Astonishing as it might be to many pop fans, Darlene Love’s new LP, “Paint Another Picture,” is her first album.
That fact tends to come as a surprise to the many who remember Love as the teen-age singer on some of the biggest singles of the early ‘60s--songs like “He’s a Rebel,” “Da Doo Ron Ron,” “He’s Sure the Boy I Love” and “Zip-a-Dee Doo-Dah"--all done under the aegis of boy-genius producer Phil Spector.
The key word there is singles .
“When we were recording back in the ‘60s, albums weren’t that popular,” said the bubbly singer, now a New Yorker, during a recent visit to Los Angeles, her hometown. “It was all about getting that 45 out. Only later did Phil put together a compilation album of everything we had done.”
Even then, that compilation album had Spector’s name on the front cover, not Love’s (nor any other performer’s). The most famous pop producer of them all was a bigger superstar than any singers among the bullpen he kept on hand to belt out wonderfully disposable ditty after ditty--and he kept it that way by issuing most of the singles under the name of some generic group, not the actual lead singer.
Thus it was the rare record that came out with Love’s name on it.
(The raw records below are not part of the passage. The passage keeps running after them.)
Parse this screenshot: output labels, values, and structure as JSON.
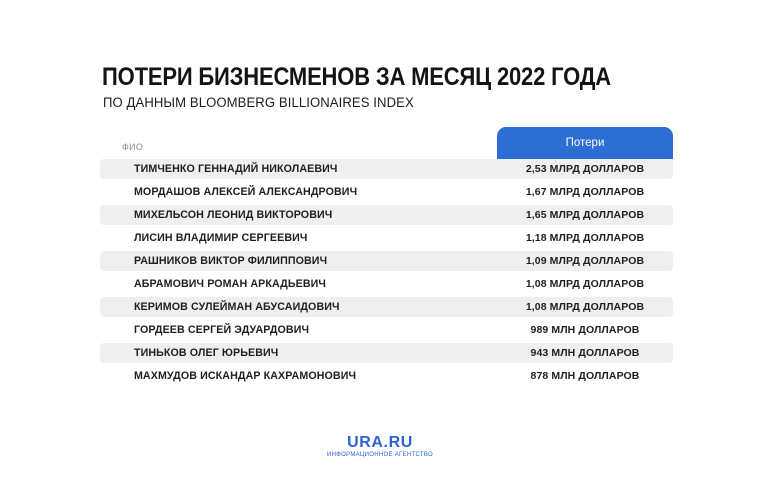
{
  "header": {
    "title": "ПОТЕРИ БИЗНЕСМЕНОВ ЗА МЕСЯЦ 2022 ГОДА",
    "subtitle": "ПО ДАННЫМ BLOOMBERG BILLIONAIRES INDEX"
  },
  "chart_data": {
    "type": "table",
    "title": "ПОТЕРИ БИЗНЕСМЕНОВ ЗА МЕСЯЦ 2022 ГОДА",
    "subtitle": "ПО ДАННЫМ BLOOMBERG BILLIONAIRES INDEX",
    "columns": [
      "ФИО",
      "Потери"
    ],
    "rows": [
      {
        "name": "ТИМЧЕНКО ГЕННАДИЙ НИКОЛАЕВИЧ",
        "loss": "2,53 МЛРД ДОЛЛАРОВ",
        "value_usd_bln": 2.53
      },
      {
        "name": "МОРДАШОВ АЛЕКСЕЙ АЛЕКСАНДРОВИЧ",
        "loss": "1,67 МЛРД ДОЛЛАРОВ",
        "value_usd_bln": 1.67
      },
      {
        "name": "МИХЕЛЬСОН ЛЕОНИД ВИКТОРОВИЧ",
        "loss": "1,65 МЛРД ДОЛЛАРОВ",
        "value_usd_bln": 1.65
      },
      {
        "name": "ЛИСИН ВЛАДИМИР СЕРГЕЕВИЧ",
        "loss": "1,18 МЛРД ДОЛЛАРОВ",
        "value_usd_bln": 1.18
      },
      {
        "name": "РАШНИКОВ ВИКТОР ФИЛИППОВИЧ",
        "loss": "1,09 МЛРД ДОЛЛАРОВ",
        "value_usd_bln": 1.09
      },
      {
        "name": "АБРАМОВИЧ РОМАН АРКАДЬЕВИЧ",
        "loss": "1,08 МЛРД ДОЛЛАРОВ",
        "value_usd_bln": 1.08
      },
      {
        "name": "КЕРИМОВ СУЛЕЙМАН АБУСАИДОВИЧ",
        "loss": "1,08 МЛРД ДОЛЛАРОВ",
        "value_usd_bln": 1.08
      },
      {
        "name": "ГОРДЕЕВ СЕРГЕЙ ЭДУАРДОВИЧ",
        "loss": "989 МЛН ДОЛЛАРОВ",
        "value_usd_bln": 0.989
      },
      {
        "name": "ТИНЬКОВ ОЛЕГ ЮРЬЕВИЧ",
        "loss": "943 МЛН ДОЛЛАРОВ",
        "value_usd_bln": 0.943
      },
      {
        "name": "МАХМУДОВ ИСКАНДАР КАХРАМОНОВИЧ",
        "loss": "878 МЛН ДОЛЛАРОВ",
        "value_usd_bln": 0.878
      }
    ]
  },
  "table_header": {
    "name_column": "ФИО",
    "loss_column": "Потери"
  },
  "footer": {
    "logo": "URA.RU",
    "tagline": "ИНФОРМАЦИОННОЕ АГЕНТСТВО"
  },
  "colors": {
    "accent_blue": "#2d6ed5",
    "row_gray": "#efefef",
    "logo_blue": "#2c63d6",
    "text_dark": "#1f1f1f"
  }
}
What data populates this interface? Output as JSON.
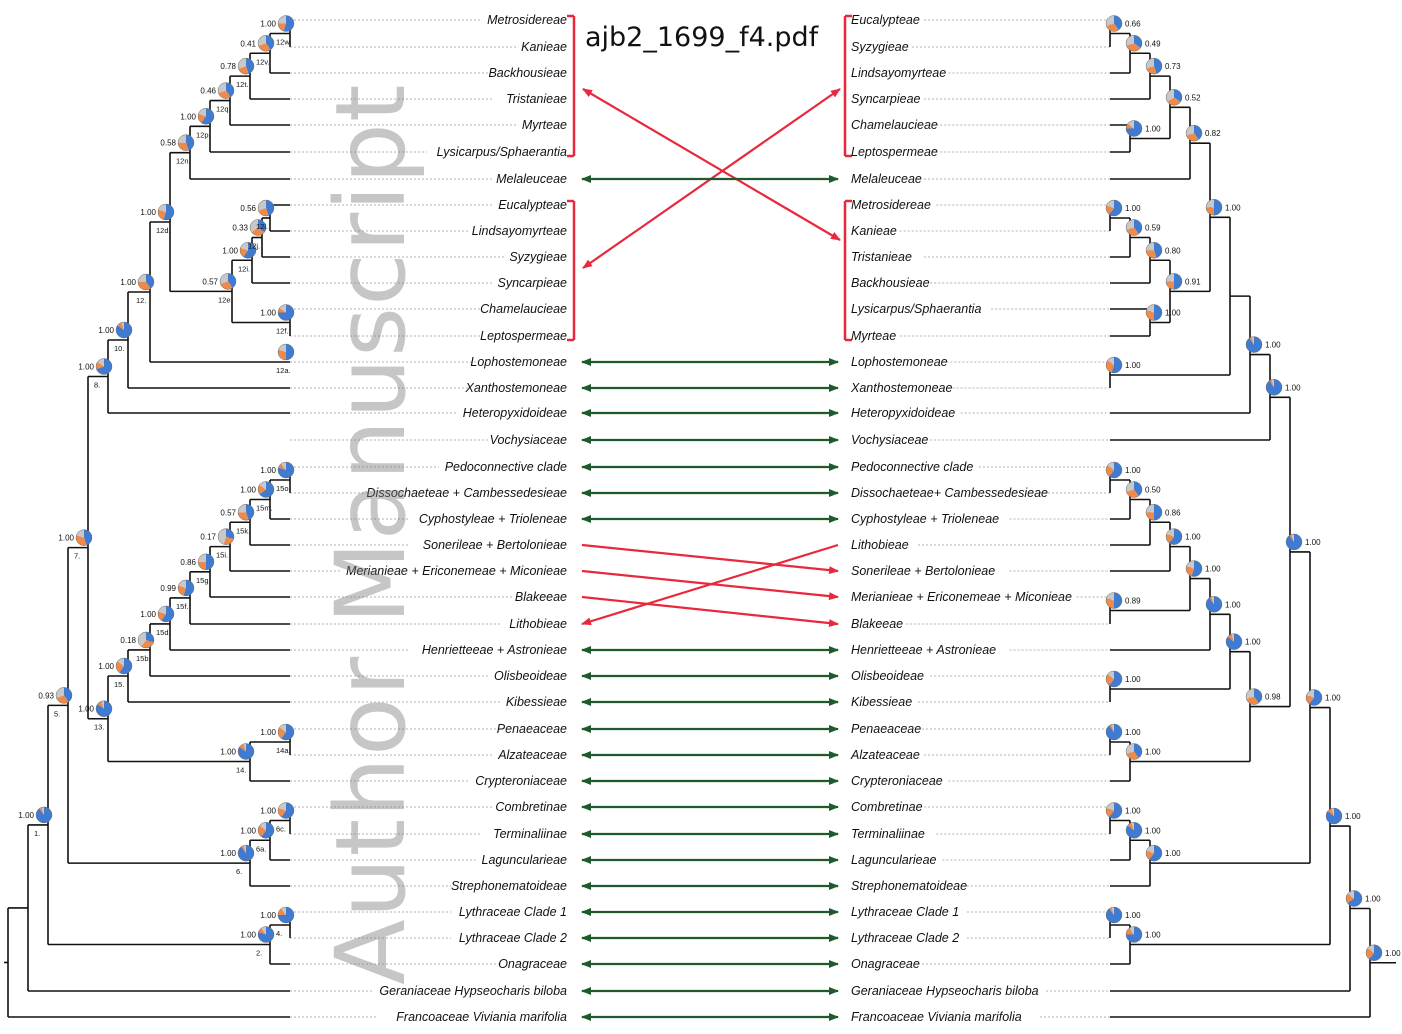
{
  "file_title": "ajb2_1699_f4.pdf",
  "watermark": "Author Manuscript",
  "colors": {
    "branch": "#111111",
    "leader": "#666666",
    "match_arrow": "#1e5a2b",
    "conflict_arrow": "#e8283c",
    "pie_blue": "#3f7bd0",
    "pie_orange": "#f08a4b",
    "pie_grey": "#c8c8c8",
    "pie_dark": "#1c3a6b"
  },
  "left_tree": {
    "taxa": [
      "Metrosidereae",
      "Kanieae",
      "Backhousieae",
      "Tristanieae",
      "Myrteae",
      "Lysicarpus/Sphaerantia",
      "Melaleuceae",
      "Eucalypteae",
      "Lindsayomyrteae",
      "Syzygieae",
      "Syncarpieae",
      "Chamelaucieae",
      "Leptospermeae",
      "Lophostemoneae",
      "Xanthostemoneae",
      "Heteropyxidoideae",
      "Vochysiaceae",
      "Pedoconnective clade",
      "Dissochaeteae + Cambessedesieae",
      "Cyphostyleae + Trioleneae",
      "Sonerileae + Bertolonieae",
      "Merianieae + Ericonemeae + Miconieae",
      "Blakeeae",
      "Lithobieae",
      "Henrietteeae + Astronieae",
      "Olisbeoideae",
      "Kibessieae",
      "Penaeaceae",
      "Alzateaceae",
      "Crypteroniaceae",
      "Combretinae",
      "Terminaliinae",
      "Laguncularieae",
      "Strephonematoideae",
      "Lythraceae Clade 1",
      "Lythraceae Clade 2",
      "Onagraceae",
      "Geraniaceae Hypseocharis biloba",
      "Francoaceae Viviania marifolia"
    ],
    "nodes": [
      {
        "value": "1.00",
        "label": "12w.",
        "pie": [
          0.55,
          0.2,
          0.25
        ]
      },
      {
        "value": "0.41",
        "label": "12v.",
        "pie": [
          0.4,
          0.3,
          0.3
        ]
      },
      {
        "value": "0.78",
        "label": "12t.",
        "pie": [
          0.45,
          0.25,
          0.3
        ]
      },
      {
        "value": "0.46",
        "label": "12q.",
        "pie": [
          0.4,
          0.3,
          0.3
        ]
      },
      {
        "value": "1.00",
        "label": "12p.",
        "pie": [
          0.6,
          0.2,
          0.2
        ]
      },
      {
        "value": "0.58",
        "label": "12n.",
        "pie": [
          0.45,
          0.3,
          0.25
        ]
      },
      {
        "value": "1.00",
        "label": "12d.",
        "pie": [
          0.55,
          0.25,
          0.2
        ]
      },
      {
        "value": "0.56",
        "label": "12l.",
        "pie": [
          0.45,
          0.25,
          0.3
        ]
      },
      {
        "value": "0.33",
        "label": "12j.",
        "pie": [
          0.35,
          0.3,
          0.35
        ]
      },
      {
        "value": "1.00",
        "label": "12i.",
        "pie": [
          0.6,
          0.2,
          0.2
        ]
      },
      {
        "value": "0.57",
        "label": "12e.",
        "pie": [
          0.4,
          0.3,
          0.3
        ]
      },
      {
        "value": "1.00",
        "label": "12f.",
        "pie": [
          0.75,
          0.1,
          0.15
        ]
      },
      {
        "value": "1.00",
        "label": "12.",
        "pie": [
          0.4,
          0.35,
          0.25
        ]
      },
      {
        "value": "",
        "label": "12a.",
        "pie": [
          0.5,
          0.3,
          0.2
        ]
      },
      {
        "value": "1.00",
        "label": "10.",
        "pie": [
          0.85,
          0.1,
          0.05
        ]
      },
      {
        "value": "1.00",
        "label": "8.",
        "pie": [
          0.7,
          0.15,
          0.15
        ]
      },
      {
        "value": "1.00",
        "label": "15o.",
        "pie": [
          0.8,
          0.1,
          0.1
        ]
      },
      {
        "value": "1.00",
        "label": "15m.",
        "pie": [
          0.65,
          0.2,
          0.15
        ]
      },
      {
        "value": "0.57",
        "label": "15k.",
        "pie": [
          0.45,
          0.3,
          0.25
        ]
      },
      {
        "value": "0.17",
        "label": "15i.",
        "pie": [
          0.3,
          0.25,
          0.45
        ]
      },
      {
        "value": "0.86",
        "label": "15g.",
        "pie": [
          0.5,
          0.25,
          0.25
        ]
      },
      {
        "value": "0.99",
        "label": "15f.",
        "pie": [
          0.55,
          0.25,
          0.2
        ]
      },
      {
        "value": "1.00",
        "label": "15d.",
        "pie": [
          0.6,
          0.2,
          0.2
        ]
      },
      {
        "value": "0.18",
        "label": "15b.",
        "pie": [
          0.3,
          0.3,
          0.4
        ]
      },
      {
        "value": "1.00",
        "label": "15.",
        "pie": [
          0.6,
          0.25,
          0.15
        ]
      },
      {
        "value": "1.00",
        "label": "7.",
        "pie": [
          0.45,
          0.35,
          0.2
        ]
      },
      {
        "value": "1.00",
        "label": "13.",
        "pie": [
          0.85,
          0.1,
          0.05
        ]
      },
      {
        "value": "0.93",
        "label": "5.",
        "pie": [
          0.4,
          0.3,
          0.3
        ]
      },
      {
        "value": "1.00",
        "label": "14a.",
        "pie": [
          0.6,
          0.25,
          0.15
        ]
      },
      {
        "value": "1.00",
        "label": "14.",
        "pie": [
          0.85,
          0.1,
          0.05
        ]
      },
      {
        "value": "1.00",
        "label": "6c.",
        "pie": [
          0.6,
          0.2,
          0.2
        ]
      },
      {
        "value": "1.00",
        "label": "6a.",
        "pie": [
          0.6,
          0.25,
          0.15
        ]
      },
      {
        "value": "1.00",
        "label": "6.",
        "pie": [
          0.9,
          0.05,
          0.05
        ]
      },
      {
        "value": "1.00",
        "label": "4.",
        "pie": [
          0.75,
          0.15,
          0.1
        ]
      },
      {
        "value": "1.00",
        "label": "2.",
        "pie": [
          0.8,
          0.1,
          0.1
        ]
      },
      {
        "value": "1.00",
        "label": "1.",
        "pie": [
          0.9,
          0.05,
          0.05
        ]
      }
    ]
  },
  "right_tree": {
    "taxa": [
      "Eucalypteae",
      "Syzygieae",
      "Lindsayomyrteae",
      "Syncarpieae",
      "Chamelaucieae",
      "Leptospermeae",
      "Melaleuceae",
      "Metrosidereae",
      "Kanieae",
      "Tristanieae",
      "Backhousieae",
      "Lysicarpus/Sphaerantia",
      "Myrteae",
      "Lophostemoneae",
      "Xanthostemoneae",
      "Heteropyxidoideae",
      "Vochysiaceae",
      "Pedoconnective clade",
      "Dissochaeteae+ Cambessedesieae",
      "Cyphostyleae + Trioleneae",
      "Lithobieae",
      "Sonerileae + Bertolonieae",
      "Merianieae + Ericonemeae + Miconieae",
      "Blakeeae",
      "Henrietteeae + Astronieae",
      "Olisbeoideae",
      "Kibessieae",
      "Penaeaceae",
      "Alzateaceae",
      "Crypteroniaceae",
      "Combretinae",
      "Terminaliinae",
      "Laguncularieae",
      "Strephonematoideae",
      "Lythraceae Clade 1",
      "Lythraceae Clade 2",
      "Onagraceae",
      "Geraniaceae Hypseocharis biloba",
      "Francoaceae Viviania marifolia"
    ],
    "nodes": [
      {
        "value": "0.66",
        "pie": [
          0.4,
          0.3,
          0.3
        ]
      },
      {
        "value": "0.49",
        "pie": [
          0.35,
          0.35,
          0.3
        ]
      },
      {
        "value": "0.73",
        "pie": [
          0.45,
          0.25,
          0.3
        ]
      },
      {
        "value": "0.52",
        "pie": [
          0.35,
          0.3,
          0.35
        ]
      },
      {
        "value": "1.00",
        "pie": [
          0.75,
          0.1,
          0.15
        ]
      },
      {
        "value": "0.82",
        "pie": [
          0.4,
          0.3,
          0.3
        ]
      },
      {
        "value": "1.00",
        "pie": [
          0.5,
          0.25,
          0.25
        ]
      },
      {
        "value": "1.00",
        "pie": [
          0.6,
          0.2,
          0.2
        ]
      },
      {
        "value": "0.59",
        "pie": [
          0.4,
          0.3,
          0.3
        ]
      },
      {
        "value": "0.80",
        "pie": [
          0.45,
          0.3,
          0.25
        ]
      },
      {
        "value": "0.91",
        "pie": [
          0.5,
          0.25,
          0.25
        ]
      },
      {
        "value": "1.00",
        "pie": [
          0.5,
          0.3,
          0.2
        ]
      },
      {
        "value": "1.00",
        "pie": [
          0.9,
          0.05,
          0.05
        ]
      },
      {
        "value": "1.00",
        "pie": [
          0.55,
          0.3,
          0.15
        ]
      },
      {
        "value": "1.00",
        "pie": [
          0.9,
          0.05,
          0.05
        ]
      },
      {
        "value": "1.00",
        "pie": [
          0.9,
          0.05,
          0.05
        ]
      },
      {
        "value": "1.00",
        "pie": [
          0.6,
          0.25,
          0.15
        ]
      },
      {
        "value": "0.50",
        "pie": [
          0.4,
          0.3,
          0.3
        ]
      },
      {
        "value": "0.86",
        "pie": [
          0.5,
          0.25,
          0.25
        ]
      },
      {
        "value": "1.00",
        "pie": [
          0.6,
          0.2,
          0.2
        ]
      },
      {
        "value": "1.00",
        "pie": [
          0.55,
          0.25,
          0.2
        ]
      },
      {
        "value": "0.89",
        "pie": [
          0.5,
          0.3,
          0.2
        ]
      },
      {
        "value": "1.00",
        "pie": [
          0.9,
          0.05,
          0.05
        ]
      },
      {
        "value": "1.00",
        "pie": [
          0.85,
          0.1,
          0.05
        ]
      },
      {
        "value": "1.00",
        "pie": [
          0.6,
          0.25,
          0.15
        ]
      },
      {
        "value": "1.00",
        "pie": [
          0.9,
          0.05,
          0.05
        ]
      },
      {
        "value": "1.00",
        "pie": [
          0.4,
          0.3,
          0.3
        ]
      },
      {
        "value": "0.98",
        "pie": [
          0.4,
          0.3,
          0.3
        ]
      },
      {
        "value": "1.00",
        "pie": [
          0.6,
          0.2,
          0.2
        ]
      },
      {
        "value": "1.00",
        "pie": [
          0.85,
          0.1,
          0.05
        ]
      },
      {
        "value": "1.00",
        "pie": [
          0.6,
          0.2,
          0.2
        ]
      },
      {
        "value": "1.00",
        "pie": [
          0.6,
          0.2,
          0.2
        ]
      },
      {
        "value": "1.00",
        "pie": [
          0.65,
          0.2,
          0.15
        ]
      },
      {
        "value": "1.00",
        "pie": [
          0.85,
          0.1,
          0.05
        ]
      },
      {
        "value": "1.00",
        "pie": [
          0.9,
          0.05,
          0.05
        ]
      },
      {
        "value": "1.00",
        "pie": [
          0.75,
          0.15,
          0.1
        ]
      },
      {
        "value": "1.00",
        "pie": [
          0.6,
          0.25,
          0.15
        ]
      }
    ]
  }
}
Most of the bigger hits were released under the monikers of the Crystals or Bob B. Soxx & the Blue Jeans--fairly arbitrary tags.
“When I recorded ‘He’s Sure the Boy I Love,’ Phil actually told me that that was going to be a Darlene Love record when we put it out,” recalled Love. “Then, the day it came out, I turned on the radio and the disc jockey said, ‘And now the Crystals’ new release. . . .’
“I think I sort of took it in stride. There was nothing I could really do about it. . . . I didn’t know those songs were going to still be such a big cult thing 25 years later. I probably would’ve taken care of the songs a little better, had I known!”
Love isn’t taking any chances this time out. Her new single--her first in more than a decade--is a remake of “He’s Sure the Boy I Love” (which reached No. 11 on the charts under the Crystals’ moniker in January, 1963), modernized with the usual ‘80s production values and retitled “He’s Sure the Man I Love.”
The anonymous contemporary sheen of the single and album--produced by Jimmy Iovine, David Letterman’s music man Paul Shaffer, Love’s manager Kenny Laguna and others--may not please Spector fans, and though Love clearly has the pipes to do a soul record, that’s not what “Paint Another Picture” is, either.
A budding acting career is another route Love has taken to reach different audiences. A role as Danny Glover’s wife in the 1986 action blockbuster “Lethal Weapon” was her first screen appearance since a cameo in the 1970 Elvis Presley vehicle “Change of Habit.”
And then there’s the enduring seasonal popularity of the most glorious of all Spector/Love collaborations, the aching, soaring love song “Christmas (Baby Please Come Home)"--which in recent years has served as the opening theme of “Gremlins,” remake fodder for U2 (whose new recording last year featured Love on background vocals) and a yearly TV variety-show staple for Love herself.
“It started off as David Letterman saying, ‘Well, Paul, what are you going to be doing this Christmas?’ and Paul Shaffer saying, ‘Well, Dave, Christmas isn’t Christmas until I hear Darlene Love sing the Christmas song.’ It’s become an annual event for me.”